My trusted ser8 8745hs minipc sitting beside my TV is going to be taken by my kid.

Do you think this 16-year-old shoebox PC will work well as a replacement for an Emby server?

250Gb SSD with Debian 13 and Emby server

h55n i7 890 2.93 - 3.20Ghz

8Gb non-dual channel

GeForce 560 1gb

usb 3.0 with the external 12tb media hdd (same as now)

 

I understand that Emby will rely on software transcode with that graphics card. I do watch 2k and 4k content with transcode for subtitles, only one user connected to the server. Is the computer suitable do you think?

 

I also have a Geforce 1080, but I don't think I'm able to take it from another system on account that the 560 is not compatible with that, so I can't swap them.

Thanks

Dibbes
Posted

My 2 cents:

Direct play (no transcoding) will be fine. If clients can play files natively, this setup is sufficient. 1 to 2 light transcodes (720p / low-bitrate 1080p) is possible, but not consistently reliable and I would not recommend that.
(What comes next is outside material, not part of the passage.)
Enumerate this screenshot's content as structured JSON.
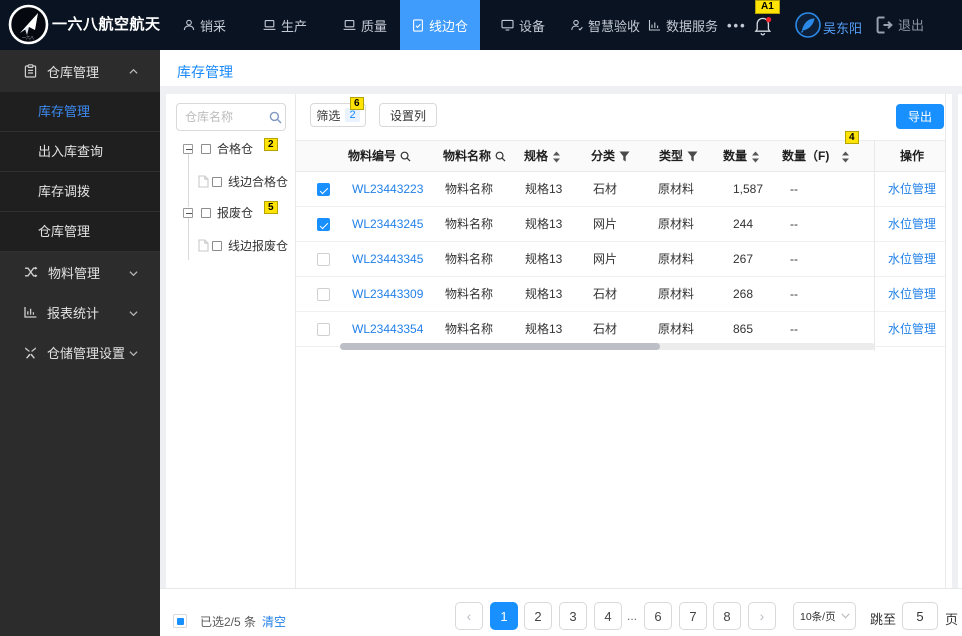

  • The GTX 560 is effectively useless for hardware transcoding. NVENC support is present (first gen), but is too old to be usable. The GTX1080 will improve that situation in comparison to the 560, but for NVENC support the practical minimum is a GTX1650/1660.
  • The CPU will struggle with software transcoding quickly. It is a roughly 15yr old CPU, it lacks modern instruction sets and efficiency.

It depends a little on your use-case though. If your usage looks like mostly direct play (Nvidia Shield, modern TVs, Apple TV), 1 to 2 users max and no 4K transcoding, then it will work. Anything needing 2k/4k transcoding will fail and not gracefully. Expect buffering, failed streams, and CPU pegged at 100%. Standardise media formats (H.264/H.265, no exotic codecs) is an absolute must if you want to avoid transcoding on this hardware.

Basically this system only works if transcoding is avoided.